A light-toned layer has been discovered exposed in the interior walls of numerous craters in the Chryse and Acidalia plains, according to a recent paper published in Geology by Mark Salvatore and Philip Christensen (both Arizona State University). The layer, say the scientists, is the result of widespread floods that poured onto the northern lowlands.
“Counting only where the layer is exposed,” says lead author Salvatore, “this unit has an observed extent greater than the area of Greenland.”
The massive networks of outflow channels in the Chryse area are some of the most prominent fluvial features on Mars, the scientists note.
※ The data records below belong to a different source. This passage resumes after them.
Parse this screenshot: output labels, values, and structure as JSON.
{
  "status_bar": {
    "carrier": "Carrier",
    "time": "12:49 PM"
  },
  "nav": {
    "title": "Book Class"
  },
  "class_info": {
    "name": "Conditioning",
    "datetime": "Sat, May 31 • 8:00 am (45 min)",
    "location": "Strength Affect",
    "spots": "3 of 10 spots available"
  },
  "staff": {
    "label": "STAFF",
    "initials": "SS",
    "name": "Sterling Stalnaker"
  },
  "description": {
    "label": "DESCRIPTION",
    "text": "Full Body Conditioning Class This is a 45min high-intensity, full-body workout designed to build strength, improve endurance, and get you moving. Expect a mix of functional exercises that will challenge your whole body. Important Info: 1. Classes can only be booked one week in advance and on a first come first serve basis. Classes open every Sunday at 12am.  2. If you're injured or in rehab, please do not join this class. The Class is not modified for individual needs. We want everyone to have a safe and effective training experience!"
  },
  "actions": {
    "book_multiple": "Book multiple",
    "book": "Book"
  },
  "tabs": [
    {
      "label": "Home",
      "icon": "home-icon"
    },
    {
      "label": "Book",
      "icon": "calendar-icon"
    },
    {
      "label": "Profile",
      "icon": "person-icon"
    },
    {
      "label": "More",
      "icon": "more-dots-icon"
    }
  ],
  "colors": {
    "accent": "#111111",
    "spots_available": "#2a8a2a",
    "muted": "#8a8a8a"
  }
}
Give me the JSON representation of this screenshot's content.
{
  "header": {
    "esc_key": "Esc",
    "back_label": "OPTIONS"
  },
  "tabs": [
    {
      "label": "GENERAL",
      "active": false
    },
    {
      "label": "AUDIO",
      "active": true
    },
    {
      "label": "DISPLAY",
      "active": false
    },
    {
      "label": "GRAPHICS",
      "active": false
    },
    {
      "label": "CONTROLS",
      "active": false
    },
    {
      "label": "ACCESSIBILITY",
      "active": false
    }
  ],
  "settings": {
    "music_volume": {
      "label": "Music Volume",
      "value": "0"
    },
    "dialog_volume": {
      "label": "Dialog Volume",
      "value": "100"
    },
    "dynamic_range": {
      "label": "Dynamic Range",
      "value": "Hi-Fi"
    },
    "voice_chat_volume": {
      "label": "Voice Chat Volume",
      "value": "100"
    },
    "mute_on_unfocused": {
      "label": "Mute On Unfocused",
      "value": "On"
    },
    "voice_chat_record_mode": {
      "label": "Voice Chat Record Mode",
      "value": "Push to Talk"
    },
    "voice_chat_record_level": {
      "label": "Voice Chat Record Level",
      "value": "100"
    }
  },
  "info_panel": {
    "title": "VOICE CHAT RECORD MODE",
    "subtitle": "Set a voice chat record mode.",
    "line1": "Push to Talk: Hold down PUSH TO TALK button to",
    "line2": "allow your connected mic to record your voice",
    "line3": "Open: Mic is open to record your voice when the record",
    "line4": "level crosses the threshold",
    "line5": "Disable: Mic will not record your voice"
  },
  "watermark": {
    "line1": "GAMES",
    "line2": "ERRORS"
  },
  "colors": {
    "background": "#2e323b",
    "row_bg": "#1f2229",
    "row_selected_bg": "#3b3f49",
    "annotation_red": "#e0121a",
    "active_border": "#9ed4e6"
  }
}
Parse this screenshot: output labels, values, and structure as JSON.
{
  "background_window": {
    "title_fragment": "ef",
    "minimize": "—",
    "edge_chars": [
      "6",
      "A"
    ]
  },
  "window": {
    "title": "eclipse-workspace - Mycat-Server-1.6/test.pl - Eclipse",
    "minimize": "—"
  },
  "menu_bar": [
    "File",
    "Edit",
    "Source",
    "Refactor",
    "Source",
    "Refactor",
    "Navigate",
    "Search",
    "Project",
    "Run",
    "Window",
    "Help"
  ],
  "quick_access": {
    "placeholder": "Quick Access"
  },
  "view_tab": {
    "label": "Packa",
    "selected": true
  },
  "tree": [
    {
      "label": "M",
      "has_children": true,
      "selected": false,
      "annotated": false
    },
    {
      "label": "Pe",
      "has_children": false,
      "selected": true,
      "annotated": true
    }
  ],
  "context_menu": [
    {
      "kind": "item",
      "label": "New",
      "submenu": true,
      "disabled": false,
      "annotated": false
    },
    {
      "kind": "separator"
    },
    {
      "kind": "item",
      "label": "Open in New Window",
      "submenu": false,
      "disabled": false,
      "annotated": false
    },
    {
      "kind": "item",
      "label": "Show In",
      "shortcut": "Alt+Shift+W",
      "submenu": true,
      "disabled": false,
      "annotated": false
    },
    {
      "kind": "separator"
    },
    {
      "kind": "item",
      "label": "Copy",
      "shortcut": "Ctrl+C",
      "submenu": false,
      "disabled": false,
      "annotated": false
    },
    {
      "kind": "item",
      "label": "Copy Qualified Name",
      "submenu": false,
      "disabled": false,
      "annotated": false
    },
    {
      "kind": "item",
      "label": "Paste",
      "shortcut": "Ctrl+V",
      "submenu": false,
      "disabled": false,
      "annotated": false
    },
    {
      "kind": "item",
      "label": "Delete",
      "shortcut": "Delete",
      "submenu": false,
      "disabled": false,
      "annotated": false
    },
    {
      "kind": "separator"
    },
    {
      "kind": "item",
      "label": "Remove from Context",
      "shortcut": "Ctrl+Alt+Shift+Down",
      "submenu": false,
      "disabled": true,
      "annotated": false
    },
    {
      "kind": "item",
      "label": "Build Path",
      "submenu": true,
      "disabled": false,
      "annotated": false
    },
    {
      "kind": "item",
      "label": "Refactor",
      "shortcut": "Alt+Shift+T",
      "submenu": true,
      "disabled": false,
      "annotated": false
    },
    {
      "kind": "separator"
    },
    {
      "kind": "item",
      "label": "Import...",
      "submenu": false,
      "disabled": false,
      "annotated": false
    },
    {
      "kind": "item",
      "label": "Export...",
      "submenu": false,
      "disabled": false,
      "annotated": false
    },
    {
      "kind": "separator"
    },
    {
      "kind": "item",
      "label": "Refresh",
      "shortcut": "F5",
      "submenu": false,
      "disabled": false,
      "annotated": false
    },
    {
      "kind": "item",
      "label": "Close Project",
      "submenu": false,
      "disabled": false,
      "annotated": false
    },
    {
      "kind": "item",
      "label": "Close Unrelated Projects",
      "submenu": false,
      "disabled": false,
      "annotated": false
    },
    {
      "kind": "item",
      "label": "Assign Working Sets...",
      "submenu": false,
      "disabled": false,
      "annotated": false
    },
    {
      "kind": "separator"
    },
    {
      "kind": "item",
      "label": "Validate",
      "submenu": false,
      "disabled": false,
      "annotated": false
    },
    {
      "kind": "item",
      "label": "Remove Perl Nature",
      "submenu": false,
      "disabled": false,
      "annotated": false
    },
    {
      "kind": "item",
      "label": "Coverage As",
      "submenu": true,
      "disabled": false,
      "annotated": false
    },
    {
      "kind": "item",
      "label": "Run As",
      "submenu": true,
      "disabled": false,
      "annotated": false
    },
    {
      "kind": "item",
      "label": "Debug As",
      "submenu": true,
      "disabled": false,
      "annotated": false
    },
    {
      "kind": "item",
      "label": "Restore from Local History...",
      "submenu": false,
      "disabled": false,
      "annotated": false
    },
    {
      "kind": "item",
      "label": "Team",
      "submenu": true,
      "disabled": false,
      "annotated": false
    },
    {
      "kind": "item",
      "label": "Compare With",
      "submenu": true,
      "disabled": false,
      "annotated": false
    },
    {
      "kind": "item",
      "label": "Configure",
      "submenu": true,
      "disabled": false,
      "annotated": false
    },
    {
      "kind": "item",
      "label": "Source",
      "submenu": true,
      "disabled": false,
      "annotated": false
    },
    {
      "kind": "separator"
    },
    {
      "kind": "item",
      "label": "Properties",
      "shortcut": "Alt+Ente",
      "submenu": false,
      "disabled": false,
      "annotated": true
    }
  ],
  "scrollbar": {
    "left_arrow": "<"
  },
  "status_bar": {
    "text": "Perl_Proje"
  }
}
However, sedimentary deposits associated with these features have never been definitively identified because of subsequent geologic processes. These have buried any deposits with thick layers of dust mingled with wind-blown sediment, impact crater ejecta, and ice-rich mantling material.
The team used THEMIS data initially to look for exposed rocky layers in craters of one kilometer (about half a mile) or larger in size. To THEMIS, hardened rocky deposits show as warmer at night because such material loses heat less rapidly as night falls compared to surfaces that are coated with dustier materials. Some 415 craters had high-resolution orbital imaging (by MOC and HiRISE) that was detailed enough to use. Of these craters, 53% showed exposures of the light-toned stratigraphic unit.
“The unit appears relatively weak compared to typical Martian bedrock,” says Salvatore. Moreover, the unit varies in texture according to its distance from where the outflow channels emptied onto the plains. “Near where outflows entered, the deposits are blocky, but they become finer grained and smoother farther away from the outflow mouth.”
This is what would be expected, he says, if the outflow channels poured their deposits into a large body of standing water, whether open or ice-covered, or if the deposits formed as part of a large alluvial fan.
In any case, Salvatore explains, later processes likely buried the sediments, hiding them from view except where exposed by impacts. How much sediment was washed down? “At least a hundred meters [330 feet],” he replies.
The outflow deposits arrived after the northern lowlands were heavily cratered in ancient times and then flooded by countless lava flows. Following the deposition of the light-tone unit, the plains were buried yet again by dust, wind-borne sediment, ejecta, and ice-rich mantling deposits.
The light-tone layer poses intriguing questions, say Salvatore and Christensen: “Could these sedimentary deposits preserve evidence for ancient habitable environments?” On Earth, they note, areas with rapid burial by sediments are some of the best-known environments to preserve fossilized organic materials.
“If organic material was present near the source of the circum-Chryse outflow channels,” they conclude, “these deposits would be high-priority targets for future astrobiological studies.”